Crestwood Equity Partners (NYSE: CEQP) and Sprague Resources (NYSE:SRLP) are both small-cap oils/energy companies, but which is the superior investment? We will compare the two businesses based on the strength of their profitability, dividends, valuation, earnings, analyst recommendations, risk and institutional ownership.
Valuation & Earnings
This table compares Crestwood Equity Partners and Sprague Resources’ revenue, earnings per share (EPS) and valuation.
|Gross Revenue||Price/Sales Ratio||EBITDA||Earnings Per Share||Price/Earnings Ratio|
|Crestwood Equity Partners||$3.06 billion||0.55||$311.60 million||($2.24)||-10.80|
|Sprague Resources||$2.62 billion||0.22||$105.38 million||$2.03||12.88|
Volatility and Risk
Crestwood Equity Partners has a beta of 2.65, meaning that its stock price is 165% more volatile than the S&P 500. Comparatively, Sprague Resources has a beta of 1.39, meaning that its stock price is 39% more volatile than the S&P 500.
This is a breakdown of current ratings and recommmendations for Crestwood Equity Partners and Sprague Resources, as provided by MarketBeat.com.
|Sell Ratings||Hold Ratings||Buy Ratings||Strong Buy Ratings||Rating Score|
|Crestwood Equity Partners||0||0||4||0||3.00|
Crestwood Equity Partners presently has a consensus target price of $28.00, indicating a potential upside of 15.70%. Sprague Resources has a consensus target price of $33.00, indicating a potential upside of 26.20%. Given Sprague Resources’ higher possible upside, analysts plainly believe Sprague Resources is more favorable than Crestwood Equity Partners.
Institutional & Insider Ownership
64.0% of Crestwood Equity Partners shares are held by institutional investors. Comparatively, 25.9% of Sprague Resources shares are held by institutional investors. 36.2% of Crestwood Equity Partners shares are held by insiders. Strong institutional ownership is an indication that hedge funds, large money managers and endowments believe a stock is poised for long-term growth.

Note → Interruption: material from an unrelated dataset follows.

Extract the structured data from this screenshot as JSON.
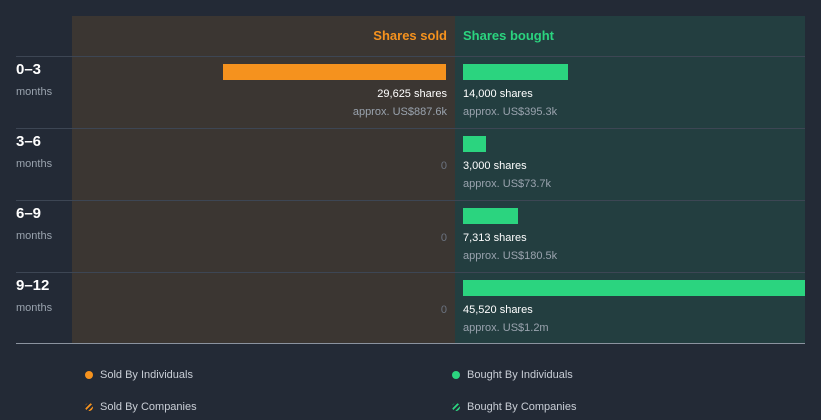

This table compares Crestwood Equity Partners and Sprague Resources’ net margins, return on equity and return on assets.
|Net Margins||Return on Equity||Return on Assets|
|Crestwood Equity Partners||-4.68%||-1.13%||-0.49%|
Crestwood Equity Partners pays an annual dividend of $2.40 per share and has a dividend yield of 9.9%. Sprague Resources pays an annual dividend of $2.43 per share and has a dividend yield of 9.3%. Crestwood Equity Partners pays out -107.1% of its earnings in the form of a dividend. Sprague Resources pays out 119.7% of its earnings in the form of a dividend, suggesting it may not have sufficient earnings to cover its dividend payment in the future. Sprague Resources has increased its dividend for 2 consecutive years. Crestwood Equity Partners is clearly the better dividend stock, given its higher yield and lower payout ratio.
Crestwood Equity Partners beats Sprague Resources on 9 of the 15 factors compared between the two stocks.
Crestwood Equity Partners Company Profile
Crestwood Equity Partners LP is a holding company and a master limited partnership (MLP). The Company develops, acquires, owns or controls, and operates assets and operations within the energy midstream sector. The Company’s segments include gathering and processing (G&P), which includes its natural gas, crude oil and produced water G&P operations; storage and transportation, which includes its natural gas and crude oil storage and transportation operations, and marketing, supply and logistics, which includes its natural gas liquid (NGL) supply and logistics business, crude oil storage and rail loading facilities and fleet, and salt production business. The Company provides infrastructure solutions to service natural gas and crude oil shale plays across the United States. It owns and operates a portfolio of crude oil and natural gas gathering, processing, storage and transportation assets. Its operating assets are owned by or through its subsidiary, Crestwood Midstream Partners LP.
Sprague Resources Company Profile
Sprague Resources LP is engaged in the purchase, storage, distribution and sale of refined products and natural gas, and provides storage and handling services for a range of materials. The Company operates through four segments: refined products, which purchases a range of refined products, such as heating oil, diesel fuel, residual fuel oil, asphalt, kerosene, jet fuel and gasoline from refining companies, trading organizations and producers; natural gas, which purchases natural gas from natural gas producers and trading companies, and sells and distributes natural gas to commercial and industrial customers in the Northeast and Mid-Atlantic United States; materials handling, which offloads, stores and prepares for delivery a range of customer-owned products, including asphalt, clay slurry, coal and heavy equipment, and other operations, which include the purchase and distribution of coal, certain commercial trucking activities and the heating equipment service business.